5 | sıcağın her yerde, dudakların ensemde

9.1K 962 216
                                    

    Medyadaki şarkıyı hikayeye adıyorum.
Keyifli okumalar.🍀

 
   Bir şeylerin değiştiği aşikardı. Artık bunu sürekli dile getirmenin de bir manası kalmamıştı, en azından o böyle düşünüyordu. Değişimler benimsenirdi, yabancısı olduğunuz irili ufaklı kum tepeleri bir süre sonra rüzgarla aşınır, en başından beri, hiç orada bulunmamışcasına düz bir patikaya dönüşürdü. Hiçbir iz bırakmadan. Hiç yontulmamış gibi. Sakin bir düzlük gibi. Rüzgar her yere hakim olur, sonunda da dipsiz bir sessizliği ardında bırakırdı.

Onun rüzgarı fazla sertti.

Yıkıcı, umursamaz, asabi ve hızlı. Gözlerini açmasına engel oluyor, savunmasız bedenini atmaya çalıştığı her adımda geriye savuruyordu ve tüm o kabullenmişliğin içinde, Jimin ilk defa damağında farklı bir tadın konakladığına şahit oluyordu.
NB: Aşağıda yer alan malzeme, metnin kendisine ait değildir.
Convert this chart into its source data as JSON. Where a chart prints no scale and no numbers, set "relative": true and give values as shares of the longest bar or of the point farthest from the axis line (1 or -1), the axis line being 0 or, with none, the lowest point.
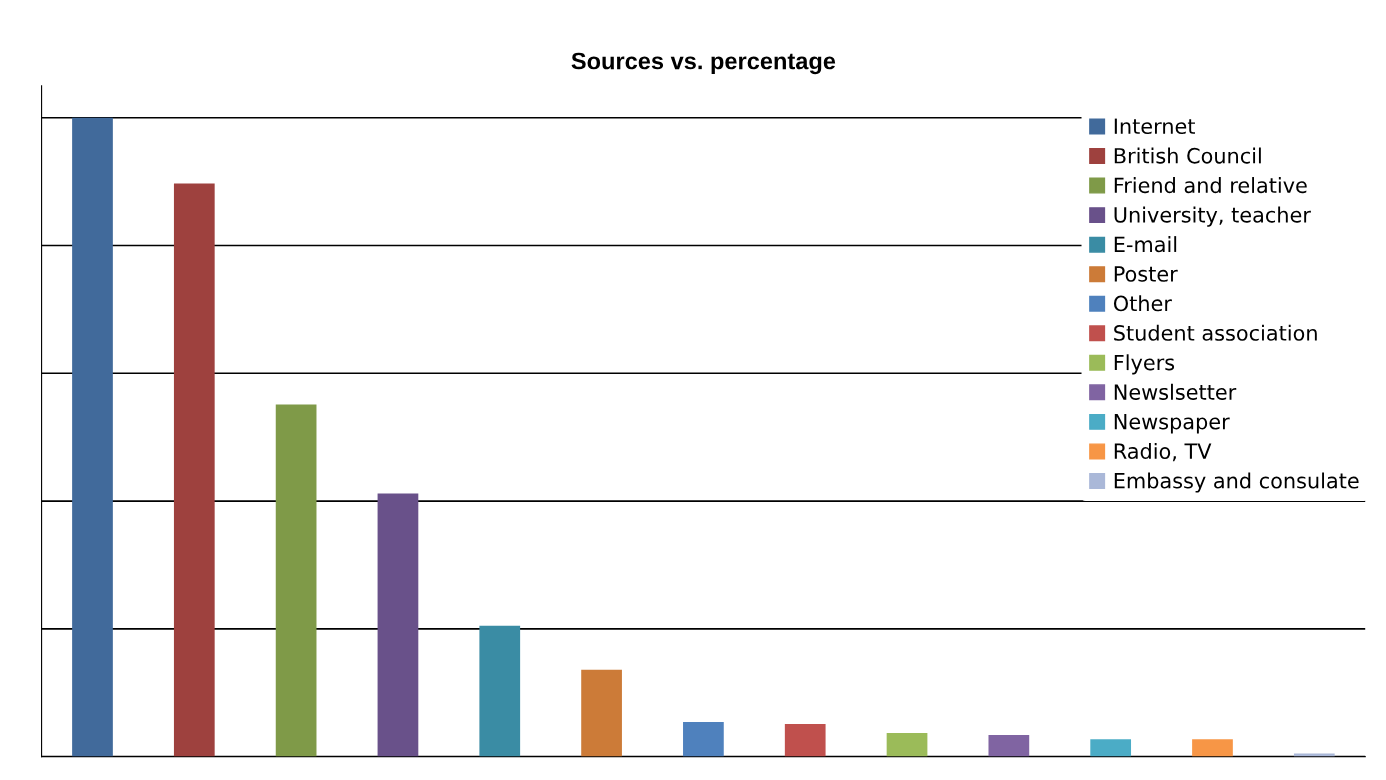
{
  "chart_data": {
    "type": "bar",
    "title": "Sources vs. percentage",
    "relative": true,
    "stacked": true,
    "grid": "y",
    "legend": "top right",
    "categories": [
      null,
      null,
      null,
      null,
      null,
      null,
      null,
      null,
      null,
      null,
      null,
      null,
      null
    ],
    "series": [
      {
        "name": "Internet",
        "color": "#416a9b",
        "values": [
          1,
          null,
          null,
          null,
          null,
          null,
          null,
          null,
          null,
          null,
          null,
          null,
          null
        ]
      },
      {
        "name": "British Council",
        "color": "#9e413e",
        "values": [
          null,
          0.897,
          null,
          null,
          null,
          null,
          null,
          null,
          null,
          null,
          null,
          null,
          null
        ]
      },
      {
        "name": "Friend and relative",
        "color": "#7f9a48",
        "values": [
          null,
          null,
          0.551,
          null,
          null,
          null,
          null,
          null,
          null,
          null,
          null,
          null,
          null
        ]
      },
      {
        "name": "University, teacher",
        "color": "#69518a",
        "values": [
          null,
          null,
          null,
          0.412,
          null,
          null,
          null,
          null,
          null,
          null,
          null,
          null,
          null
        ]
      },
      {
        "name": "E-mail",
        "color": "#3a8ca4",
        "values": [
          null,
          null,
          null,
          null,
          0.205,
          null,
          null,
          null,
          null,
          null,
          null,
          null,
          null
        ]
      },
      {
        "name": "Poster",
        "color": "#cc7b38",
        "values": [
          null,
          null,
          null,
          null,
          null,
          0.136,
          null,
          null,
          null,
          null,
          null,
          null,
          null
        ]
      },
      {
        "name": "Other",
        "color": "#4f81bd",
        "values": [
          null,
          null,
          null,
          null,
          null,
          null,
          0.054,
          null,
          null,
          null,
          null,
          null,
          null
        ]
      },
      {
        "name": "Student association",
        "color": "#c0504d",
        "values": [
          null,
          null,
          null,
          null,
          null,
          null,
          null,
          0.051,
          null,
          null,
          null,
          null,
          null
        ]
      },
      {
        "name": "Flyers",
        "color": "#9bbb59",
        "values": [
          null,
          null,
          null,
          null,
          null,
          null,
          null,
          null,
          0.037,
          null,
          null,
          null,
          null
        ]
      },
      {
        "name": "Newslsetter",
        "color": "#8064a2",
        "values": [
          null,
          null,
          null,
          null,
          null,
          null,
          null,
          null,
          null,
          0.034,
          null,
          null,
          null
        ]
      },
      {
        "name": "Newspaper",
        "color": "#4bacc6",
        "values": [
          null,
          null,
          null,
          null,
          null,
          null,
          null,
          null,
          null,
          null,
          0.027,
          null,
          null
        ]
      },
      {
        "name": "Radio, TV",
        "color": "#f79646",
        "values": [
          null,
          null,
          null,
          null,
          null,
          null,
          null,
          null,
          null,
          null,
          null,
          0.027,
          null
        ]
      },
      {
        "name": "Embassy and consulate",
        "color": "#aab8d8",
        "values": [
          null,
          null,
          null,
          null,
          null,
          null,
          null,
          null,
          null,
          null,
          null,
          null,
          0.005
        ]
      }
    ]
  }
}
Bir gün öncesiydi. Arabada uyuyakaldığı o günden iki gün sonra, buraya gelişinin ikinci haftası. Her şey normaldi. Bayan Jeon'la gayet iyi anlaşıyor, Seokjin'i gördüğü kısa aralıklarda, hala büyük alfadan korksa bile, yaptığı saçma şakalara gülmeden edemiyordu. Sürünün alfasıyla bile artık daha fazla bir araya geliyor, birlikte oturdukları akşam yemekleri sırasında, en azından yaşlı alfanın gözlerine bakabiliyordu. Birkaç saniyeliğine. Sahi, her şey normaldi. Öyle olması için çabalıyor, içinde gün be gün düzlüğe kavuşan o kum tepelerini sakin gözlerle izliyordu.

O güne kadar.

Bir gün öncesi. Gecenin çıplak ayazında, saat biri çeyrek geçe.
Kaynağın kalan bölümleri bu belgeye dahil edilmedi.